In this 2008 file photo, site manager Dave Tonini of the contracting firm CDM walks through the former HoltraChem facility in Orrington.
Gabor Degre
/
BDN
In this 2008 file photo, site manager Dave Tonini of the contracting firm CDM walks through the former HoltraChem facility in Orrington. 

The Maine Department of Environmental Protection has filed another notice of violation against the owner of a former Orrington chemical company for allegedly failing to complete environmental cleanup at the site.

Mallinckrodt US "continues to evade the clear requirement" that it remove remaining mercury-contaminated soil at the old HoltraChem factory, according to the Oct. 20 notice.

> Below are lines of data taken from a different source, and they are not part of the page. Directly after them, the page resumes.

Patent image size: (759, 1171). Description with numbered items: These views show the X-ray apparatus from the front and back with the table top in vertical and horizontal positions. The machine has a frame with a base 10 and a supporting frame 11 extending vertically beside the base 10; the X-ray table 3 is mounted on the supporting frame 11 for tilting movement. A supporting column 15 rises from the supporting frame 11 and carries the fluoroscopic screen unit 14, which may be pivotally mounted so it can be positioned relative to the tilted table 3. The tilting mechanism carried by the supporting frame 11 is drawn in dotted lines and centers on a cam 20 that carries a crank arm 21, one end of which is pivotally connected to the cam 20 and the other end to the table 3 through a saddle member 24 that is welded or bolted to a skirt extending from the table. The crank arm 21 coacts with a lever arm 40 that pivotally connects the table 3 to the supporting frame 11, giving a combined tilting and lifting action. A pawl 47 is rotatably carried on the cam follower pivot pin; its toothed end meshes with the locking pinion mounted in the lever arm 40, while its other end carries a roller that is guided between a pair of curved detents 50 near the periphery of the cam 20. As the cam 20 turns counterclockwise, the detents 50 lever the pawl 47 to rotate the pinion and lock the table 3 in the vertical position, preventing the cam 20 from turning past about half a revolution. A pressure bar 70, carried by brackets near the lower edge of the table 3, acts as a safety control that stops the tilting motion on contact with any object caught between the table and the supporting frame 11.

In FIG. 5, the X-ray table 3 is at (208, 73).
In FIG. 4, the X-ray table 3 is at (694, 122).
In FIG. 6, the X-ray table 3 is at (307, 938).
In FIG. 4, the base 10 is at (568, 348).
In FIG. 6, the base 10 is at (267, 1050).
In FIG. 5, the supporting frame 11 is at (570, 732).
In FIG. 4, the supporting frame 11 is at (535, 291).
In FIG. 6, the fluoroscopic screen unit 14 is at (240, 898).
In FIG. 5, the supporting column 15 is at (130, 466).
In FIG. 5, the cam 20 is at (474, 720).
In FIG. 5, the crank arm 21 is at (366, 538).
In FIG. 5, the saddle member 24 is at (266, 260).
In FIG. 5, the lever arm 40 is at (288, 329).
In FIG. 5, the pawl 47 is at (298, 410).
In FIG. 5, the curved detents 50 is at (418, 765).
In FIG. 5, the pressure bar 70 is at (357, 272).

The state said the company had failed to submit a revised cleanup plan to excavate tainted soil and had not filed a suitable proposal to remove an industrial sewer at the site.

The company also had not established a trust fund to cover future operation of the plant's wastewater treatment plant, groundwater collection and monitoring, according to the notice.

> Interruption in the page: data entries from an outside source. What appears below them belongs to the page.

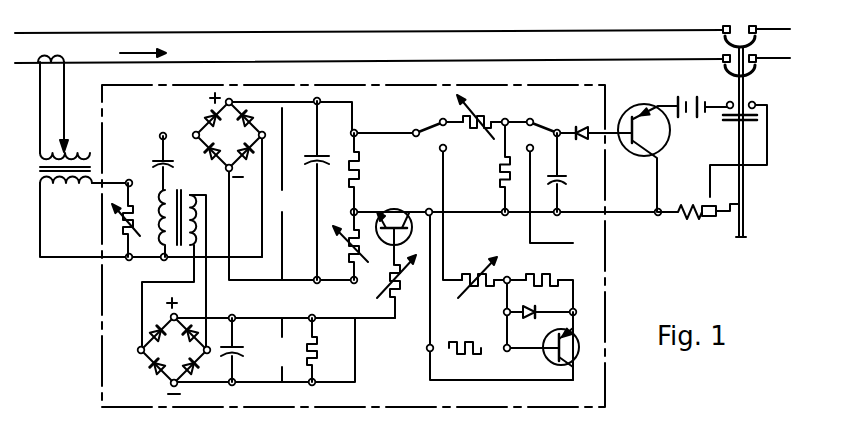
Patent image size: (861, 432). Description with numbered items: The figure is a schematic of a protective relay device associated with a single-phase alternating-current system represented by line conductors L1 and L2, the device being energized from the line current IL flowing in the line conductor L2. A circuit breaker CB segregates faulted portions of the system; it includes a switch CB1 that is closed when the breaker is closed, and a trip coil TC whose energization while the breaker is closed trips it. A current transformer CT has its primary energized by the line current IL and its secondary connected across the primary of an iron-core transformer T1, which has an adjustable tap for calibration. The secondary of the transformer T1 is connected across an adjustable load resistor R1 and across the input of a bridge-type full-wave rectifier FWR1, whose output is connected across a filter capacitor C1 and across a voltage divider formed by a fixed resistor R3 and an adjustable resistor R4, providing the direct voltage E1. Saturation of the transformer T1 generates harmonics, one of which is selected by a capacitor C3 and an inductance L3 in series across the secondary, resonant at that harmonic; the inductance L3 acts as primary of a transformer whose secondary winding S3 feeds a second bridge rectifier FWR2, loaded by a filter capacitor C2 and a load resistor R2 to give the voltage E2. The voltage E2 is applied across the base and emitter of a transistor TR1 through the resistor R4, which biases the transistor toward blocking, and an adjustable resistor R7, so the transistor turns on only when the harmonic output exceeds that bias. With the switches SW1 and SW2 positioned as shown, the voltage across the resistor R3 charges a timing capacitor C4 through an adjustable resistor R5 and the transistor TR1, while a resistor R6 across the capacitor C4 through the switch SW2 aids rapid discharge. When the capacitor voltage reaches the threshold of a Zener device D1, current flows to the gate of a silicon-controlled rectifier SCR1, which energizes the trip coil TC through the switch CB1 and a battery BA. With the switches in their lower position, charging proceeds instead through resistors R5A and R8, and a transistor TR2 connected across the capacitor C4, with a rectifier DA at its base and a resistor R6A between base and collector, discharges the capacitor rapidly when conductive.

The line conductor L1 is at (21, 31).
The line conductor L2 is at (28, 66).
The current transformer CT is at (60, 57).
The line current IL is at (151, 52).
The transformer T1 is at (60, 188).
The adjustable load resistor R1 is at (147, 200).
The capacitor C3 is at (148, 166).
The inductance L3 is at (161, 230).
The secondary winding S3 is at (188, 198).
The full-wave rectifier FWR1 is at (205, 128).
The direct voltage E1 is at (278, 194).
The filter capacitor C1 is at (306, 157).
The fixed resistor R3 is at (362, 174).
The controllable switch TR1 is at (380, 211).
The adjustable resistor R4 is at (346, 249).
The adjustable resistor R7 is at (400, 282).
The load resistor R2 is at (320, 340).
The voltage E2 is at (278, 350).
The full-wave rectifier FWR2 is at (148, 360).
The filter capacitor C2 is at (245, 355).
The switch SW1 is at (428, 129).
The adjustable resistor R5 is at (477, 113).
The switch SW2 is at (545, 107).
The resistor R6 is at (497, 168).
The capacitor C4 is at (587, 178).
The device D1 is at (581, 124).
The silicon-controlled rectifier SCR1 is at (636, 105).
The battery BA is at (688, 96).
The circuit breaker CB is at (733, 150).
The switch CB1 is at (731, 119).
The trip coil TC is at (680, 200).
The resistor R5A is at (469, 270).
The resistor R8 is at (525, 272).
The rectifier DA is at (530, 308).
The resistor R6A is at (461, 344).
The switch TR2 is at (544, 358).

"In accordance with Maine law and this department's orders, the DEP expects that Mallinckrodt will immediately resume efforts to accomplish site remediation," it said in a press release.

The company was initially notified that it was in violation this spring, but proposed revisions to its cleanup plan did not meet the state's requirements for mercury removal, according to the notice.

HoltraChem manufactured chlorine, caustic soda, bleach and a pesticide at the Orrington factory for more than 30 years before closing in 2000. Mallinckrodt reached a remediation settlement with the state in 2014.

Three years ago, the company agreed to pay at least $187 million to address mercury pollution in the Penobscot river and settle a long-running lawsuit from the Natural Resources Defense Council and Maine People's Alliance.

Representatives for Mallinckrodt's parent company, Minneapolis-based medical device manufacturer Medtronic, did not respond to requests for comment Wednesday.

In an August letter to DEP accompanying the company's latest cleanup plan, it said it had spent hundreds of millions of dollars in 17 years of "good faith compliance" with state orders. The work it proposed was tailored to the realities of the site, it added.

Meeting the state's mercury removal standards "is infeasible, dangerous to attempt, and not necessary for addressing site risk," Mallinckrodt said.